Given this, the labels for emissions data focus on which aspect of emissions the grouping has a higher than normal distribution of. While there are also times where a grouping has a below average amount of emissions for a particular type, this was hard to condense into a quick label (below average is not ‘low’) and is expanded on in the description.
|Industry/domestic/transport||Above average for industry/domestic/transport, below average public sector emissions.|
|Public sector||Well above average public sector (government, education, health), below average in other areas.|
|Urban mainstream||Below average for most emissions scores.|
|Domestic||Slightly above average in domestic emissions, below average public sector emissions.|
|Industry/commercial/public sector||Above average industry/commercial and public sector.|
|City of London||The City of London does not have a comparable emissions profile|
For the moment we are not displaying these labels in the interface, but may use them as the basis for other forms of comparison in future. In general, this process is inherently throwing away data to make comparisons easier, and so will always break down at some level of analysis. The solution to this is not to make the approach perfect, but to present multiple options that meet different use cases.
From feedback we learned that we couldn’t solve everyone’s problems with the same measure of similarity, so we’ve gone away and created a few new measures, and a framework where we could add more in future.

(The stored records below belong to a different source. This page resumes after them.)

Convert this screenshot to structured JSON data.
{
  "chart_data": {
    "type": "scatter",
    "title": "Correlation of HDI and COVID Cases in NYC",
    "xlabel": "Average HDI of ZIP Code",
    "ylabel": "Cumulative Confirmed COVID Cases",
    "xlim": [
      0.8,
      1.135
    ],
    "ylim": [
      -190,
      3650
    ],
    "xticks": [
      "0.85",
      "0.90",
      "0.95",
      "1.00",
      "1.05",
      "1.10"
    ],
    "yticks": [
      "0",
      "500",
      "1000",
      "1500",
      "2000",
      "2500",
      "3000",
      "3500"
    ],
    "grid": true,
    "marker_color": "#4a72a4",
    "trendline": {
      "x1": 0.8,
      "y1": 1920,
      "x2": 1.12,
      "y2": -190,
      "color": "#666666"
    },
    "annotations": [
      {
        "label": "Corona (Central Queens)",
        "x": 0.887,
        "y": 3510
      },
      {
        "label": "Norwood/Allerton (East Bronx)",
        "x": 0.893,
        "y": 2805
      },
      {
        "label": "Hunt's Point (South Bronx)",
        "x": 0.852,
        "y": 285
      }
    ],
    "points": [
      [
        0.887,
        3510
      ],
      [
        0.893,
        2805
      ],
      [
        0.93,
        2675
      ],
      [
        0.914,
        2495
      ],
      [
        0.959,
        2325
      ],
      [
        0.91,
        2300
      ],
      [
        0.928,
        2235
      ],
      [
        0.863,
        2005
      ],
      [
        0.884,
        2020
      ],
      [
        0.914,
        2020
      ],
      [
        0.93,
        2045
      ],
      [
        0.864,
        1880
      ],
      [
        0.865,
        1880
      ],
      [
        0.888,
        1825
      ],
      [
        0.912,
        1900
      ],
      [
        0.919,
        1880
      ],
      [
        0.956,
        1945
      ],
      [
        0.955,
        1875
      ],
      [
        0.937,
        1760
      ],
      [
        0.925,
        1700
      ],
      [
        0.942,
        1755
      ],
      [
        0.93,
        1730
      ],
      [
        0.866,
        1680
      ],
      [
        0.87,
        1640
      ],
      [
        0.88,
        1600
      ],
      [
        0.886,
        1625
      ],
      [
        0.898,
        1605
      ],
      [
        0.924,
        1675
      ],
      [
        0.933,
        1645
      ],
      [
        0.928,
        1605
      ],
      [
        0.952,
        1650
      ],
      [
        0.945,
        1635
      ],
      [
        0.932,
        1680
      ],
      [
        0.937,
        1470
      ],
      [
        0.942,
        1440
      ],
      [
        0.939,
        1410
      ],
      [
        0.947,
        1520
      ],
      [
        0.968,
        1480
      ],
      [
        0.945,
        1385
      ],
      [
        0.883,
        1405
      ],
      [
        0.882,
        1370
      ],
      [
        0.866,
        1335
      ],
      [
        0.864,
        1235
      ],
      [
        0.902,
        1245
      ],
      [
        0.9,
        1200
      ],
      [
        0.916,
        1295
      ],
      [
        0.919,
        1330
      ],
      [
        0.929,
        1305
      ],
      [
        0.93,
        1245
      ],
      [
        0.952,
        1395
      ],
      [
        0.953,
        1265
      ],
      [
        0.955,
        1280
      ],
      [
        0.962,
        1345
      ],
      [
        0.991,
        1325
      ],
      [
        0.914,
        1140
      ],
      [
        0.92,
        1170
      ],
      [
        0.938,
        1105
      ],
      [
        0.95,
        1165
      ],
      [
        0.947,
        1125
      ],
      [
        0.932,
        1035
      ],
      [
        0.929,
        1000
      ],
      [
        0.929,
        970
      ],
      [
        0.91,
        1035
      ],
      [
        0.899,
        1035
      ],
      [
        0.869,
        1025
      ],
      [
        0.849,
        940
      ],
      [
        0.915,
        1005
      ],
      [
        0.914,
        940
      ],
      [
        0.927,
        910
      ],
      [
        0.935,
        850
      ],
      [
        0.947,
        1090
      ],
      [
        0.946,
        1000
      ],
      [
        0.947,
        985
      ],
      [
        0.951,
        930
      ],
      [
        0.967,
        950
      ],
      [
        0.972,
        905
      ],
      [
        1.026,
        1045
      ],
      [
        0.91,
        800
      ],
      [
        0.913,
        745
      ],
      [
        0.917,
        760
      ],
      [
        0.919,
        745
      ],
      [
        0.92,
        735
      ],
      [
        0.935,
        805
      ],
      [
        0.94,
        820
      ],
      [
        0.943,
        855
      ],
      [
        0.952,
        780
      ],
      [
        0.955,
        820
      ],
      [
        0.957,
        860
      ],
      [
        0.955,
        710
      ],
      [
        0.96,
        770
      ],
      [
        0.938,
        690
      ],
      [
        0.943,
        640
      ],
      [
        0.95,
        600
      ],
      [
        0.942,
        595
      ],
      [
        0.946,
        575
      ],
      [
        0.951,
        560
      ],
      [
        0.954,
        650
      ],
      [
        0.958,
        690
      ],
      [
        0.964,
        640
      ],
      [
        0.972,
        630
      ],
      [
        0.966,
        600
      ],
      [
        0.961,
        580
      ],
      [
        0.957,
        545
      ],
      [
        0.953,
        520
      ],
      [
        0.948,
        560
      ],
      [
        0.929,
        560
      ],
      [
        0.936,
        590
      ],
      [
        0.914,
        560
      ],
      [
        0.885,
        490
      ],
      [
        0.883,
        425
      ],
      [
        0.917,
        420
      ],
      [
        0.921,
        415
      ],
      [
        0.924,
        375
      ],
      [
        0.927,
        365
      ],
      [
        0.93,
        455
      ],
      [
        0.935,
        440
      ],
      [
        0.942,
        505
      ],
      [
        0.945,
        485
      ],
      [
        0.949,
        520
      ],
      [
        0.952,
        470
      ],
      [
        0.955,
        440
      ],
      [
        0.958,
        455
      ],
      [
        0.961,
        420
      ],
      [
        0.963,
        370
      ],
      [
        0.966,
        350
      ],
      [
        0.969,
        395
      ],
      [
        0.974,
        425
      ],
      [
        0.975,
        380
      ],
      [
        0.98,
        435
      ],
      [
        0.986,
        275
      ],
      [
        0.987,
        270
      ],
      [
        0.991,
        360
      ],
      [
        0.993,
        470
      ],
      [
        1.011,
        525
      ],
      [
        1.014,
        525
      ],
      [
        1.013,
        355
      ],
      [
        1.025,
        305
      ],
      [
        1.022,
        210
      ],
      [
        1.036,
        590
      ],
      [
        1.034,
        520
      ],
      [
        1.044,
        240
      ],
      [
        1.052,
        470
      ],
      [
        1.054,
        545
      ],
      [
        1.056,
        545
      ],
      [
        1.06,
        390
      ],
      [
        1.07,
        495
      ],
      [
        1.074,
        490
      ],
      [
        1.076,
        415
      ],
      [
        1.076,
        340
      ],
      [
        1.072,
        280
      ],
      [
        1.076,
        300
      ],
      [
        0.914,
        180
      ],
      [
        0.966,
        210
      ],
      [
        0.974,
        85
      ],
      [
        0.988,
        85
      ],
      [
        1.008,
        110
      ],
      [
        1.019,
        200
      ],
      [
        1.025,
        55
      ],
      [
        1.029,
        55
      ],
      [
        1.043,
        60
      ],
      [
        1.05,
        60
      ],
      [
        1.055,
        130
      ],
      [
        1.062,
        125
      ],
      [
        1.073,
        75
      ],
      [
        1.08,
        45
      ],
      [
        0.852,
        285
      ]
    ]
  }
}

This includes the previous measure of which councils geographically border or overlap with the selected council and introduces three new measures, deprivation profile, rural/urban profile and a composite overall comparison.
The similarity between authorities is calculated by the proportion of the population living in high deprivation (1st quintile), medium deprivation (2nd-3rd quintile) and low deprivation (4th and 5th quintile) neighbourhoods. The population density is also used to help distinguish between authorities with very similar profiles of deprivation.
This UK-wide comparison is based on a Composite Index of Multiple Deprivation system.
The similarity between authorities is calculated by the proportion of the population living in urban, rural, and highly rural neighbourhoods in an authority. The population density is also used to help distinguish between authorities in entirely urban areas.
This UK-wide comparison is based on a Composite Rural Urban Classification system.
There is also an overall comparison, which is the default view. This takes all of the above, and calculates which councils are nearest to each other along all these measurements. Councils may be shown as overall highly similar because they are very similar in one degree, or because they are slightly similar across several.
Our thinking in this was to create a single measure that was likely to be slightly useful in most cases, while giving more advanced users additional tools to dig into specific comparisons.
The underlying datasets and code are available on Github.